• MTS Futures News_PM_202017

    17 Mar 2020 | SET News




· Markets in Asia were volatile Tuesday while US stock futures rebounded after Wall Street recorded historic declines, indicating that the worldwide upheaval caused by the novel coronavirus outbreak will continue to rattle investors for the foreseeable future.

S&P 500 futures climbed 3.7% after the index closed down 12% in New York on Monday. Dow futures rose more than 700 points, or 3.5%, after the index recorded its worst one-day point drop on record. And Nasdaq futures rose 3.4% after a double-digit plunge Monday.

Hong Kong’s Hang Seng Index was also flat in afternoon trade. The city announced Tuesday that it will require all arriving travelers from foreign countries to be quarantined indoors for 14 days in response to several imported cases of the virus.

China’s Shanghai Composite, meanwhile, moved down 0.4%.

The Philippine Stock Exchange on Tuesday became the first market to close over the coronavirus. In a memorandum on its website, it said trading would stop until further notice.

Even in a time of ailing financial markets, the country’s stock performance stands out.

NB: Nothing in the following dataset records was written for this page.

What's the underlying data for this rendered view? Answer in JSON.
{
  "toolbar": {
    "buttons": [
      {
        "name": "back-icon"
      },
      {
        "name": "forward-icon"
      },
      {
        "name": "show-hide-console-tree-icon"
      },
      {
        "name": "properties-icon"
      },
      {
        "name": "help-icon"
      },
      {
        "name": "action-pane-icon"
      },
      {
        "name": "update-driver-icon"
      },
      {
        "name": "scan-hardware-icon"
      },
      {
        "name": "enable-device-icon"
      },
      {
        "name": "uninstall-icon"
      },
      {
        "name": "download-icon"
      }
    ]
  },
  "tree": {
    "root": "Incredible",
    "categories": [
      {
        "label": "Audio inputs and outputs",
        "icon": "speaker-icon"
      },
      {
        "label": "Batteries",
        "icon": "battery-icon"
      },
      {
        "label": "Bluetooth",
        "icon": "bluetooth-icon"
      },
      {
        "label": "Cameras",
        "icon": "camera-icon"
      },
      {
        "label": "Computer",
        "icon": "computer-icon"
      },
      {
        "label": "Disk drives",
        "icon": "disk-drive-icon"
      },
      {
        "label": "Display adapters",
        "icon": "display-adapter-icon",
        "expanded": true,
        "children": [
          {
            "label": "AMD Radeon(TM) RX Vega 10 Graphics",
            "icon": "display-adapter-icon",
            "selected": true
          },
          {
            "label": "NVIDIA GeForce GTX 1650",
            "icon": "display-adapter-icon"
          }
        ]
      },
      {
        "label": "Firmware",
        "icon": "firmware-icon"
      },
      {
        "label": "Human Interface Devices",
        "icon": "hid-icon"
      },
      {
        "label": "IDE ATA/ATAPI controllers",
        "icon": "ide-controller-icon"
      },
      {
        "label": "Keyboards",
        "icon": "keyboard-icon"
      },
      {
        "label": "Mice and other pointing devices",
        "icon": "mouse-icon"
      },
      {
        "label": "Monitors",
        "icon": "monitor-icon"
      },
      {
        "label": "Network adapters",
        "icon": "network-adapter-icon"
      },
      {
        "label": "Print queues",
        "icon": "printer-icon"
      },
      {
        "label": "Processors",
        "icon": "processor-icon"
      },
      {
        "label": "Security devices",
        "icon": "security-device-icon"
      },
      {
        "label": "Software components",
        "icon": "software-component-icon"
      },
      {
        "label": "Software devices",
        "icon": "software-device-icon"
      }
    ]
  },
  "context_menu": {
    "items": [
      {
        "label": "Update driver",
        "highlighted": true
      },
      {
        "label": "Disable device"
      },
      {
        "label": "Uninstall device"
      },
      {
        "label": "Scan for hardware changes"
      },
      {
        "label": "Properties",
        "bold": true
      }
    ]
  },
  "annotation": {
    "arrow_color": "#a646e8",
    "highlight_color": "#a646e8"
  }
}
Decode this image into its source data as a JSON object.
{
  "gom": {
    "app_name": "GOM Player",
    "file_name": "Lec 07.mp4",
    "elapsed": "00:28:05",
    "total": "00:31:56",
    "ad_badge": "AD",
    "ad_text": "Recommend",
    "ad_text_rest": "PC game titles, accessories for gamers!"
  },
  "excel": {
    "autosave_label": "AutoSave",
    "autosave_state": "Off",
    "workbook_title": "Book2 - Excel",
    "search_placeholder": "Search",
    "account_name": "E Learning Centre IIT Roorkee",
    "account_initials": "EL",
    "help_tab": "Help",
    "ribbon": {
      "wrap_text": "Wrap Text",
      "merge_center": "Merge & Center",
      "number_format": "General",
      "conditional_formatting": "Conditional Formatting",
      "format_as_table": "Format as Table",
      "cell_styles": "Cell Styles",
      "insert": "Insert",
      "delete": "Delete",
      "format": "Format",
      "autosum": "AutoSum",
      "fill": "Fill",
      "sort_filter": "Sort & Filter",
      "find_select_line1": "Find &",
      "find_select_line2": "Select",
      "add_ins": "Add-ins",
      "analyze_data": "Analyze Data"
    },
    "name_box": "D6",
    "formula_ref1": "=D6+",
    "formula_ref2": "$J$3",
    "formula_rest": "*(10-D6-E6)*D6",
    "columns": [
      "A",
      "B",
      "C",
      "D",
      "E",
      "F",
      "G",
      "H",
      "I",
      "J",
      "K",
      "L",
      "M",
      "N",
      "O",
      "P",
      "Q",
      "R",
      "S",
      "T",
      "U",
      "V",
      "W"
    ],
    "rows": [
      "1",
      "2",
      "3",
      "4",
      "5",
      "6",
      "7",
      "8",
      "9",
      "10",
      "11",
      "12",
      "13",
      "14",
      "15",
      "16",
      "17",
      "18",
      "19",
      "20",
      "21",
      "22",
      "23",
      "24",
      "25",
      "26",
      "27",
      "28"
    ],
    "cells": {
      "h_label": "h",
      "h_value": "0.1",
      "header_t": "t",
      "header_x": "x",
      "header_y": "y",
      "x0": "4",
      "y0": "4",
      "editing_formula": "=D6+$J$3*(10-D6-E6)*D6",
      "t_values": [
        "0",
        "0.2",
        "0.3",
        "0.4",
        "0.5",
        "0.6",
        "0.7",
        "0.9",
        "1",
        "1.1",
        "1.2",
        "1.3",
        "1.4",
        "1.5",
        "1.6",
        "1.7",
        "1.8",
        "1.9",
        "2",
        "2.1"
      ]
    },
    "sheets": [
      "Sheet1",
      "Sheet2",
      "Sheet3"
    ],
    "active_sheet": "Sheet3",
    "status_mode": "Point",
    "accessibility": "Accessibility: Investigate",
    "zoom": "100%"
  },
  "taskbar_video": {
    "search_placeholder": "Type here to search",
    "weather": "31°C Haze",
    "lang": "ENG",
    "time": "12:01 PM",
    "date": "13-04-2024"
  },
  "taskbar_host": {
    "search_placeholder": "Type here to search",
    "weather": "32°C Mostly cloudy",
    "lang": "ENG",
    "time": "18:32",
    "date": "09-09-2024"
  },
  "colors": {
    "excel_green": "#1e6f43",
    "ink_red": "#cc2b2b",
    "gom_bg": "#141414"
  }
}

Its main index has plunged by nearly one-third from its January high, making it one of the worst performers in the Asia-Pacific region.

The closures came hours after President Rodrigo Duterte put big chunks of the country’s population under quarantine to stop the coronavirus outbreak. The country lists 142 confirmed infections and 12 deaths so far.


· Japanese shares staged a mild recovery on Tuesday, sidestepping a historic rout on Wall Street overnight, with suspected buying by the Bank of Japan and public pension funds lending broad support.

But overall sentiment was fragile, as lockdowns in Europe and the United States to combat the spread of the coronavirus fanned fears of further economic pain from the epidemic that has battered global financial markets.

The benchmark Nikkei average closed 0.1% higher at 17,011.53 in choppy trading, having touched its lowest since November 2016 earlier in the session.



· European markets open higher as coronavirus crisis continues; Stoxx 600 up 2.7%

European markets opened higher Tuesday with the fast-spreading coronavirus putting the continent in shutdown mode and fueling fears of an impending recession.

The pan-European Stoxx 600 climbed 2.7% at the start of trading, autos adding 5% to lead gains as all sectors except travel and leisure entered positive territory.

Europe’s lockdown over the coronavirus continues to dominate headlines. Italy and Spain remain the worst hit countries but France and Germany have also reported sharp rises in cases. The French president announced that the European Union would be closing its external borders on Tuesday.

Emmanuel Macron also said he was ordering people in France to stay at home for up to 15 days because of the coronavirus outbreak.

In the U.K., the government stopped short of closing schools but stepped up its advice to the public, with U.K. Prime Minister Boris Johnson telling the country on Monday to avoid social contact.

· Thailand to postpone New Year holiday, close schools to curb coronavirus

Thailand’s cabinet on Tuesday approved plans to postpone next month’s Thai New Year holiday and to close schools to limit the spread of the coronavirus, a government spokeswoman said.

The approvals followed a series of plans announced on Monday to close schools, bars, movie theaters, cockfighting arenas and other entertainment centers as well as postpone the Thai New Year holiday, or Songkran, which falls between April 13 to 15.